The precipitate of Zn(OH)₂ gets deposited on the cathodic sites and controls the cathodic partial reaction of corrosion process.

The decrease in inhibition efficiency when the bulk concentration of tartrate is higher than the optimum value can be explained as follows. When the bulk concentration of tartrate is higher, the nature and composition of the complex, [Zn(II)-BPMG- tartrate] may be entirely different, with more tartrate than BPMG. Such a complex may not be protective. Secondly, higher concentration of free tartrate is available in the bulk of the solution. This free tartrate diffuses to the steel surface and gets chemisorbed on the metal surface. To that extent, the protective [Zn(II)-BPMG- tartrate] complex will not be available on the metal surface.

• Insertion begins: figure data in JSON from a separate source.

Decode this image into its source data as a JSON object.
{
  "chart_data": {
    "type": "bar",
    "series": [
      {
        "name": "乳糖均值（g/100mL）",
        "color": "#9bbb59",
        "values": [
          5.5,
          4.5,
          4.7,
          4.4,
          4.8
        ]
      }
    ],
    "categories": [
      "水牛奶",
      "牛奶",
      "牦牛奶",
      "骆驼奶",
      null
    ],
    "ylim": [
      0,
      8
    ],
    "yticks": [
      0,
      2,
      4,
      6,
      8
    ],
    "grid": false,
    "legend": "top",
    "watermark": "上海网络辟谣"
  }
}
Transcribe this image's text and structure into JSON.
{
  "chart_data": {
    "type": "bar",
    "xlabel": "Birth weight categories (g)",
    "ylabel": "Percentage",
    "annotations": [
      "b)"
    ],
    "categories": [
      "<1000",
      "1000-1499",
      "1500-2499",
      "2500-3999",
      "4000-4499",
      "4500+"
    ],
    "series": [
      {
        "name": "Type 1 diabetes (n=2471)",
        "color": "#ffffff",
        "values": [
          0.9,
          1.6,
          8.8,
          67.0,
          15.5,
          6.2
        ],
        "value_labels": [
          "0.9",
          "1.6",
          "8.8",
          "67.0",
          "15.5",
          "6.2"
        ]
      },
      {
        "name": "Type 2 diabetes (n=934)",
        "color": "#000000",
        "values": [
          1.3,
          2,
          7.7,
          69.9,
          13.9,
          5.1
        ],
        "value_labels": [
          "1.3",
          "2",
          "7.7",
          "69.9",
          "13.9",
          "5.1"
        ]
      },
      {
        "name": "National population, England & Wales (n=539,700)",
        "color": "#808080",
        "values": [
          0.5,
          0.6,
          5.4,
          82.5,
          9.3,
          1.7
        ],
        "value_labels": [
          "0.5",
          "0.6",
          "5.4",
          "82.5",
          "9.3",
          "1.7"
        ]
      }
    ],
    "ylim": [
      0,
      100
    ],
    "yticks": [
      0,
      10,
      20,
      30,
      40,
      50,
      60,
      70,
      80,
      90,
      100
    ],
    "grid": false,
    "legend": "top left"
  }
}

The ternary inhibitor formulation is effective in the pH range, 6-8. At pH 9, higher concentration of OH^– ions are available both in the bulk of the solution and on the surface. In such an environment, there is greater interference of OH^– ions in the complexation[44] leading to the formation of [Zn(II)-BPMG- tartrate -OH] complex, which may not contribute to the formation of protective film on the metal surface. In acidic medium at pH 5, the ligands will be in the protonated form and do not coordinate with Zn(II) as effectively as the deprotonated ligands. Secondly, enough amount of Zn(OH)₂ will not be formed on the cathodic sites. Hence, decrease in inhibition efficiency is observed at pH 5.

Thus, BPMG, Zn²⁺ and tartrate play a very important role in the synergistic effect in controlling corrosion through the formation of protective film on the metal surface. It is inferred that the film may consist of various oxides/hydroxides like Fe₂O₃, Fe₃O₄.H₂O, FeOOH, Zn(OH)₂ and a polynuclear multiligand complex, [Fe(III), Zn(II)-BPMG-tartrate]. Each of these constituents contributes itself to make the film highly protective.

4. Conclusions

Tartaric acid, a non-toxic organic compound is proved to be an excellent synergist in combination with BPMG and Zn²⁺ for corrosion control of carbon steel in nearly neutral aqueous environment. The ternary formulation containing 20 ppm of BPMG and 30 ppm of Zn²⁺ along with 25 ppm of tartrate is an effective corrosion inhibitor for carbon steel. Once the protective film is formed, a mixture of only 10 ppm each of BPMG and Zn²⁺ and 20 ppm of tartrate will serve as the maintenance dosage. The ternary inhibitor system is thus relatively more environmentally friendly. The inhibitor system is effective in the pH range 6-8. The inhibitor formulation acts as a mixed type inhibitor. Electrochemical impedance studies indicated the significant modification of the metal/solution interface by the formation of dense protective film in presence of the inhibitor formulation. The protective film consists of mainly [Zn(II)–BPMG–tartrate] complex, Zn(OH)₂ and small amounts of oxides/hydroxides of Fe(III). Presence of optimum amounts of all these compounds is required at a given pH value to make the surface film protective.